Keramet yabancıda değil
Fenerbahçe, Galatasaray ve Beşiktaş'ın bu sezon transfere harcadığı para kabaca 100 milyon euro civarında. Üç Büyükler sadece bu sezon transfer için harcadıkları paraları birleştirip bir holding kursa, Türkiye'nin en büyük 100 şirketi içinde yer almaya oynardı. Oysa şimdi "10 para" etmiyorlar.
Cristian Baroni, Brezilya basınına verdiği demeçte, "Soyunma odasında başkanın eli titriyordu. Kalp krizi geçirecek sandım" demiş.
Alacağı para sözleşmelerle garanti altında olan Baroni'nin, başkanın maneviyat bir yana maddi kayıpları hakkında en ufak bir bilgisi ve düşüncesi yok tabii. Olamaz da. O bir yabancı futbolcu. Alacağı kupadan çok, alacağı paraya bakar. Gerisi teferruattır. Ülke basınına da gidip, "Başkan kalp krizi geçiriyor sandım" diye 1001 Gece Masalları tadında öyküler anlatabilir.

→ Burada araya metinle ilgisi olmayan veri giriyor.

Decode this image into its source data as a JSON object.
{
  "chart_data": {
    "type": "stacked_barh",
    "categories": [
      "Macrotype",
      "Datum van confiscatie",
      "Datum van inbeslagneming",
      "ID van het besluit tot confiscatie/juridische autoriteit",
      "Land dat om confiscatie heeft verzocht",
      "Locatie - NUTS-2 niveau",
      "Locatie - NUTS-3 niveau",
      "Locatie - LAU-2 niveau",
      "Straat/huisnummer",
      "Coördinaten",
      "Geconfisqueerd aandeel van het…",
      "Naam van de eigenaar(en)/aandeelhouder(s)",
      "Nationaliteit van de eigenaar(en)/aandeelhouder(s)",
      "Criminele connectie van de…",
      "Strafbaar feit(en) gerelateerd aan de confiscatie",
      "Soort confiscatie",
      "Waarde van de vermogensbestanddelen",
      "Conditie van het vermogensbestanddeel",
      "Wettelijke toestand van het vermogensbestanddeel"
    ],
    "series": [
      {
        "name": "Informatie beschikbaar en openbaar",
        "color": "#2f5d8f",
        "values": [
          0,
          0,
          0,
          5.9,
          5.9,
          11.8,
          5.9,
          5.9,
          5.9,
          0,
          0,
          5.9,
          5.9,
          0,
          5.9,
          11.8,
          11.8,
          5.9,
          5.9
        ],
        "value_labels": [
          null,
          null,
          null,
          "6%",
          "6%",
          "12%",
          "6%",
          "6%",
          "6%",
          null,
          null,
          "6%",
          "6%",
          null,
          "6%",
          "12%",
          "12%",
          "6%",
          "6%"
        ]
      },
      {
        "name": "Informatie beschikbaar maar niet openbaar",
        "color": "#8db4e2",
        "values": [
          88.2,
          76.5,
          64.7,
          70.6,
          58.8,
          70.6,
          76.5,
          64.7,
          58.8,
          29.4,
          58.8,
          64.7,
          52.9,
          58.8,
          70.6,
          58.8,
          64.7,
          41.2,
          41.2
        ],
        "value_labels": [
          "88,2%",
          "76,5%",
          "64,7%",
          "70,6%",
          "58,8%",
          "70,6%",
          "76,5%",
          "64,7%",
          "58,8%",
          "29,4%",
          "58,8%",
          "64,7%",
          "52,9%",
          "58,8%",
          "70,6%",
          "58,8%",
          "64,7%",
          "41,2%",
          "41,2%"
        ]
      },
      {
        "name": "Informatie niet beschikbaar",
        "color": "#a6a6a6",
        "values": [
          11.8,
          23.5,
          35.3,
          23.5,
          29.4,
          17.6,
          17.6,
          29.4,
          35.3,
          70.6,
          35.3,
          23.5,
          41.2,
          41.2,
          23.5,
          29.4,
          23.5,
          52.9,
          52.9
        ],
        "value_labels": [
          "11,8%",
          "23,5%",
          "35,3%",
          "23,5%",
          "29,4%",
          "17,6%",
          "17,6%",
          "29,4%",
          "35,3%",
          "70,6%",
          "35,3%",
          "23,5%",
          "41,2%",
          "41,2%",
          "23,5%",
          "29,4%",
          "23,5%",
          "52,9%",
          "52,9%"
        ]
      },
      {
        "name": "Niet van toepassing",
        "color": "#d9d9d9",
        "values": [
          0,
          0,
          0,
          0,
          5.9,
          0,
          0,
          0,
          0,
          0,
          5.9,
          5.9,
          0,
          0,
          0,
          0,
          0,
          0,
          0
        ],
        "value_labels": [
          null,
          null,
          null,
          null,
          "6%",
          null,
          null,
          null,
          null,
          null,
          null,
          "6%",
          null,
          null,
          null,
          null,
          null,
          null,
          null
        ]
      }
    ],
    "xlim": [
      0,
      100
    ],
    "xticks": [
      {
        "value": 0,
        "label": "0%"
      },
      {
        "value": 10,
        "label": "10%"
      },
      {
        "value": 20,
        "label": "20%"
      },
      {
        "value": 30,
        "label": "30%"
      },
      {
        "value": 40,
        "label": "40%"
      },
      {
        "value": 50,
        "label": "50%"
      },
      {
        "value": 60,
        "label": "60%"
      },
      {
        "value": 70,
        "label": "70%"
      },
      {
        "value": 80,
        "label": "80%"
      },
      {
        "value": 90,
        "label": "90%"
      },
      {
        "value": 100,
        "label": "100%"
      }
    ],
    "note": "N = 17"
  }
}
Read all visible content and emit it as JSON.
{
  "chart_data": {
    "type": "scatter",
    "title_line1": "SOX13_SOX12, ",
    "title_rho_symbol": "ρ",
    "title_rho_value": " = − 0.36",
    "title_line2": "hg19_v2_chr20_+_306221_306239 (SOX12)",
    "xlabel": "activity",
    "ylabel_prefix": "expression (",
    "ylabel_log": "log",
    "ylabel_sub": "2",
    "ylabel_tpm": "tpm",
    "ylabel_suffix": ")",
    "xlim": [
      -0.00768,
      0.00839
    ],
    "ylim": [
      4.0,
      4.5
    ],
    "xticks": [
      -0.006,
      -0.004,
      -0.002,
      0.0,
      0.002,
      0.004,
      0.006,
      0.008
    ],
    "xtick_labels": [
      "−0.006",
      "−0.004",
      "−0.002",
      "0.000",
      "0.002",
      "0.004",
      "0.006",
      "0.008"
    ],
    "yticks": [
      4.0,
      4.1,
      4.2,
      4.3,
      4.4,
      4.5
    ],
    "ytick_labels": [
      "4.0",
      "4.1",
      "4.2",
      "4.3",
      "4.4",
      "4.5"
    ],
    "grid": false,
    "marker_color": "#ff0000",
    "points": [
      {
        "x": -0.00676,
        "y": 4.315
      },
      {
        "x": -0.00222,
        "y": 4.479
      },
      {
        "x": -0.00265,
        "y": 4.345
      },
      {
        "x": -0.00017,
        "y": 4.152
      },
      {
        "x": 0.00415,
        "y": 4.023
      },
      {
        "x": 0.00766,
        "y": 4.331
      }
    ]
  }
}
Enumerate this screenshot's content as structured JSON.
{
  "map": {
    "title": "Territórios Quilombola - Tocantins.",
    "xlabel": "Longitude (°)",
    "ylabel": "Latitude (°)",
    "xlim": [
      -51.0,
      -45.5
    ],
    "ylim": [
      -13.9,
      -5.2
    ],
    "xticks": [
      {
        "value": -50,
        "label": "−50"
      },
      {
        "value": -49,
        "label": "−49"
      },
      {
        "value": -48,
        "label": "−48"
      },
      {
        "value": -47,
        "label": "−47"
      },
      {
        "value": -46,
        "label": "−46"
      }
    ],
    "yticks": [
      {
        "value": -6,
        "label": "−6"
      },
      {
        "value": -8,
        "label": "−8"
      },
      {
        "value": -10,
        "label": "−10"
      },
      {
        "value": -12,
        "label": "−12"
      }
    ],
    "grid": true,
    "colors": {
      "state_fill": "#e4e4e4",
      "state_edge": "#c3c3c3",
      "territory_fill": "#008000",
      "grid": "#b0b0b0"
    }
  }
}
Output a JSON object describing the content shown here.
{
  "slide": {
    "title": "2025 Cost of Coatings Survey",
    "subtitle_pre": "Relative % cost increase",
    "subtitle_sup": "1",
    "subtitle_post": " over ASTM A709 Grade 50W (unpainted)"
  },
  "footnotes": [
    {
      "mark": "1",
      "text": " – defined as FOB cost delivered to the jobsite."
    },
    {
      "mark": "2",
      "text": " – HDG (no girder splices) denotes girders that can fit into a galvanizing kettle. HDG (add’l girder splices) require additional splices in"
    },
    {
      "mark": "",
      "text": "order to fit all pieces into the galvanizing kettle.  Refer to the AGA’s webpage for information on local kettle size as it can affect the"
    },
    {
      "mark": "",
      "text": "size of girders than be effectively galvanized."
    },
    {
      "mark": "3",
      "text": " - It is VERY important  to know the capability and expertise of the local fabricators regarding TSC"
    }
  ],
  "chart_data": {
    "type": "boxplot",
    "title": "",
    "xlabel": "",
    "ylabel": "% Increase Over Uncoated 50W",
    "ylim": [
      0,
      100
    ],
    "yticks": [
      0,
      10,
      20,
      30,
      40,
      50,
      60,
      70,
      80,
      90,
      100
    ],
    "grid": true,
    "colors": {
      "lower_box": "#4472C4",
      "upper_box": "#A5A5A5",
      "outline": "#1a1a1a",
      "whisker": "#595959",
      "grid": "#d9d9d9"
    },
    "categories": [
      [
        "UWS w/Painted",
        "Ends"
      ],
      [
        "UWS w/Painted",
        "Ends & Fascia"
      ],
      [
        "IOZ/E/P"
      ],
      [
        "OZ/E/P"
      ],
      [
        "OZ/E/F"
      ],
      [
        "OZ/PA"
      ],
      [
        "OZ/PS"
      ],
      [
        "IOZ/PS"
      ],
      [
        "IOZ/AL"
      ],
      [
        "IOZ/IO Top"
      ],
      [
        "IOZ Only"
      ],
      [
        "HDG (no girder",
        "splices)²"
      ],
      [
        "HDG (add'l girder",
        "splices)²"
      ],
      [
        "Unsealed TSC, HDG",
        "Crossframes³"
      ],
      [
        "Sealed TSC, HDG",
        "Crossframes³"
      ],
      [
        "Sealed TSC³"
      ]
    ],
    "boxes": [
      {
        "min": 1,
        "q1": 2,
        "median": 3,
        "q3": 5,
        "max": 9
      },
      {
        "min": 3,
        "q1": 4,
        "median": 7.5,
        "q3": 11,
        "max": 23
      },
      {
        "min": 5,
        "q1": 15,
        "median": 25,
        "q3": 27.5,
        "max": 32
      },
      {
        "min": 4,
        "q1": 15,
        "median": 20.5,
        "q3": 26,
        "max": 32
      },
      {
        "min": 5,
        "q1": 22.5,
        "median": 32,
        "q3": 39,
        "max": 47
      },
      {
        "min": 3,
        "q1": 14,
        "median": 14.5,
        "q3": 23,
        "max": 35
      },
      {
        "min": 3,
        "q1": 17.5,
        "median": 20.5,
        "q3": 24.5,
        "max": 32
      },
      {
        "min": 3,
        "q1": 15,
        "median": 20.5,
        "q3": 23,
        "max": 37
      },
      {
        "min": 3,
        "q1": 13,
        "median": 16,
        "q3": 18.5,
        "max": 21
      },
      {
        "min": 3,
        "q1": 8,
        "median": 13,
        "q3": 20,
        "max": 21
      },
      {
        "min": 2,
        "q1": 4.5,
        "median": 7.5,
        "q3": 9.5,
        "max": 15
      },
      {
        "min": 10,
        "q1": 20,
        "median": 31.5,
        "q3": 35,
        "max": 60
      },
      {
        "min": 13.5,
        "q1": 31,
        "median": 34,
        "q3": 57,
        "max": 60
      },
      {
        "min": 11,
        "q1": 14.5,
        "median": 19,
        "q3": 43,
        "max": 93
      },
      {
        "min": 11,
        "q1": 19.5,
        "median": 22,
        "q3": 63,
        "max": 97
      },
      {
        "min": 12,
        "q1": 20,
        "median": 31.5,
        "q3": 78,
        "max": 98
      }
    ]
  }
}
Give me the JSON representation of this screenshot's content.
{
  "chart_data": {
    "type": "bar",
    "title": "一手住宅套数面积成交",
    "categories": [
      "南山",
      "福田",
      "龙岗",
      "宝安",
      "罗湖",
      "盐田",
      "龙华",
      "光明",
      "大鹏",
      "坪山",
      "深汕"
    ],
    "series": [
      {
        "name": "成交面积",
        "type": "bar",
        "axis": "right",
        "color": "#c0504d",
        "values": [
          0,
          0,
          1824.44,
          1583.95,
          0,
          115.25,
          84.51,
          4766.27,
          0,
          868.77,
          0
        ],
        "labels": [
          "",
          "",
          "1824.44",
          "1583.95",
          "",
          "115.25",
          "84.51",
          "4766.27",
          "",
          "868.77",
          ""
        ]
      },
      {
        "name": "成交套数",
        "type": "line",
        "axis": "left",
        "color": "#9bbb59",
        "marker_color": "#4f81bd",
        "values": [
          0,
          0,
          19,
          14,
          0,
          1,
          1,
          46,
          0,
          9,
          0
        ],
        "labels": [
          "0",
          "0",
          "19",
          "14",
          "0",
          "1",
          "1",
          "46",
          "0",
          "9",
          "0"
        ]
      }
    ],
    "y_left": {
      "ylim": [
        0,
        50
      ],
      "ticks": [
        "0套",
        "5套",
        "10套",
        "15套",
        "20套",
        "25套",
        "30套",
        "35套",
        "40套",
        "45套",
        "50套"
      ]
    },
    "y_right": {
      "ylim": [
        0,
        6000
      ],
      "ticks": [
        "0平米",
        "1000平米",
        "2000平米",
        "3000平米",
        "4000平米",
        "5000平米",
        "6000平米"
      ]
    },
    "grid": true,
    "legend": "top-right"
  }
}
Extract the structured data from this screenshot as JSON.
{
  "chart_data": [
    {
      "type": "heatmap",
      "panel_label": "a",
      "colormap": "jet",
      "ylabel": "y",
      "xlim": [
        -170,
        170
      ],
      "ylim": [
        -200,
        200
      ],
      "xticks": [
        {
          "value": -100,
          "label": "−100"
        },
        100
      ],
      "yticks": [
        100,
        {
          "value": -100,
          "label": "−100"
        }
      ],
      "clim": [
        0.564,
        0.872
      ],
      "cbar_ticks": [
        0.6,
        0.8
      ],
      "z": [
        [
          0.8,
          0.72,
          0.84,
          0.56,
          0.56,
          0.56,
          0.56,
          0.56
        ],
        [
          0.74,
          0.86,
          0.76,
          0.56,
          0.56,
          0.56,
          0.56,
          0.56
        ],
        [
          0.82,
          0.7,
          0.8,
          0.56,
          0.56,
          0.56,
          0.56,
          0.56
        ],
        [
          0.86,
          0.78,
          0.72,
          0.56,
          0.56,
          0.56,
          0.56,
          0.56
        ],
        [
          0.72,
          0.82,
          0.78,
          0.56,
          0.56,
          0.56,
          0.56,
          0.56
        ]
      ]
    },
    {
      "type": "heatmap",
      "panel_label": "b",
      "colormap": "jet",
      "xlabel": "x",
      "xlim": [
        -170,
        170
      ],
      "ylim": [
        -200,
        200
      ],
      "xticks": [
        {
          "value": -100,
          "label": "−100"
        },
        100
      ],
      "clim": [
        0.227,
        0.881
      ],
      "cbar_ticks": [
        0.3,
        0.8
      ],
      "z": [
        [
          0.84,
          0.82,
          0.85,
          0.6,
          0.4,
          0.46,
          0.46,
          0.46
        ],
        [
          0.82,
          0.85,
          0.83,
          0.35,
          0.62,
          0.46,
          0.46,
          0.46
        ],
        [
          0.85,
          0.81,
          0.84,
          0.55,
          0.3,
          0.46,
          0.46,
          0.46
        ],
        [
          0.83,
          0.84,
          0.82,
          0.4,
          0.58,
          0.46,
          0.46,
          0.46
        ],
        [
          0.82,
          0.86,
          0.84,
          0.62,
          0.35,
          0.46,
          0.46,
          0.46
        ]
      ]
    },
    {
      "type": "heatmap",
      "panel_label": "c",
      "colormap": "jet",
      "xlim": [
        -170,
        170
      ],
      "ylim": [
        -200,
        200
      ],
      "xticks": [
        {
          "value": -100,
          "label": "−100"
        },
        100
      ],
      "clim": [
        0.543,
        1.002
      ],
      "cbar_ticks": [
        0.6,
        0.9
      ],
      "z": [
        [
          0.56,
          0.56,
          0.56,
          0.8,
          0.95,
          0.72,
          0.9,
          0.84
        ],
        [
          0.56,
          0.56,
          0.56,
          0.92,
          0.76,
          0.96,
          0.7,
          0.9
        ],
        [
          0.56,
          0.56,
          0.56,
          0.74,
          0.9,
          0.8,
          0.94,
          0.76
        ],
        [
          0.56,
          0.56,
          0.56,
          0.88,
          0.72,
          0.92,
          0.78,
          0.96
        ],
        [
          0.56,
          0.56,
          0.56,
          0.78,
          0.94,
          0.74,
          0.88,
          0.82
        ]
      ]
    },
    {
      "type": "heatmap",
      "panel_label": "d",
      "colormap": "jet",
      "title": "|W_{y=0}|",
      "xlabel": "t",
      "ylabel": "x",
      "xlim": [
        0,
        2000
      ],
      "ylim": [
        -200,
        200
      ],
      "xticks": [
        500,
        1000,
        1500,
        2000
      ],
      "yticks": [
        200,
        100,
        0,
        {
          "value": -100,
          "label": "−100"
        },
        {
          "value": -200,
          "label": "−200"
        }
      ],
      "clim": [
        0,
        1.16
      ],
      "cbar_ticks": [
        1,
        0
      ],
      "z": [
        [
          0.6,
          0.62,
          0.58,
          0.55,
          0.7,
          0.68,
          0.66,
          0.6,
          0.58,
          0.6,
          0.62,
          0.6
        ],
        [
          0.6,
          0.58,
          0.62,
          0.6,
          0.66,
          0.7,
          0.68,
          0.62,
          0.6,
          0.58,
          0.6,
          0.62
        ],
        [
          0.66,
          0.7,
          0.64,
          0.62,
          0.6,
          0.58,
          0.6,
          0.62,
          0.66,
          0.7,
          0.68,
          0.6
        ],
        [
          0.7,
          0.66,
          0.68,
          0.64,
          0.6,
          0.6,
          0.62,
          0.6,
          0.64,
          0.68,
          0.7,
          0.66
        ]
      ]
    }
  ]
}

Oysa Türkiye'de bile artık "futbol sadece futbol değil". Fenerbahçe'nin hisseleri sadece pazartesi günü borsada 325 milyon TL değer kaybetti. Bugün 500 milyon TL'den bahsediliyor. Lig şampiyonluğu, Şampiyonlar Ligi gelirleri, Fenerium satışları gibi genel çerçevede, top çizgiyi ikinci kez geçmediği için asgari 100 milyon TL daha kaybedildi.
Tüm bu kayıpların sebebi, topu çizgiden geçiremeyen futbolcular. "Kalp krizi geçiriyor sandım" diye inceden dalga geçilen ise başkanlar.
Başkanların ve yöneticilerin de günahı büyük. Kulübün paralarını, babalarının paraları gibi har vurup harman savurdukları için suçlular.
Hesapsızca davrandıkları için suçlular...
Ama bir laf vardır ya, "Hırsızın hiç mi günahı yok" diye. Jo'nun, Güiza'nın, Tabata'nın ve verim alınamayan bi dünya adamın hiç mi suçu yok?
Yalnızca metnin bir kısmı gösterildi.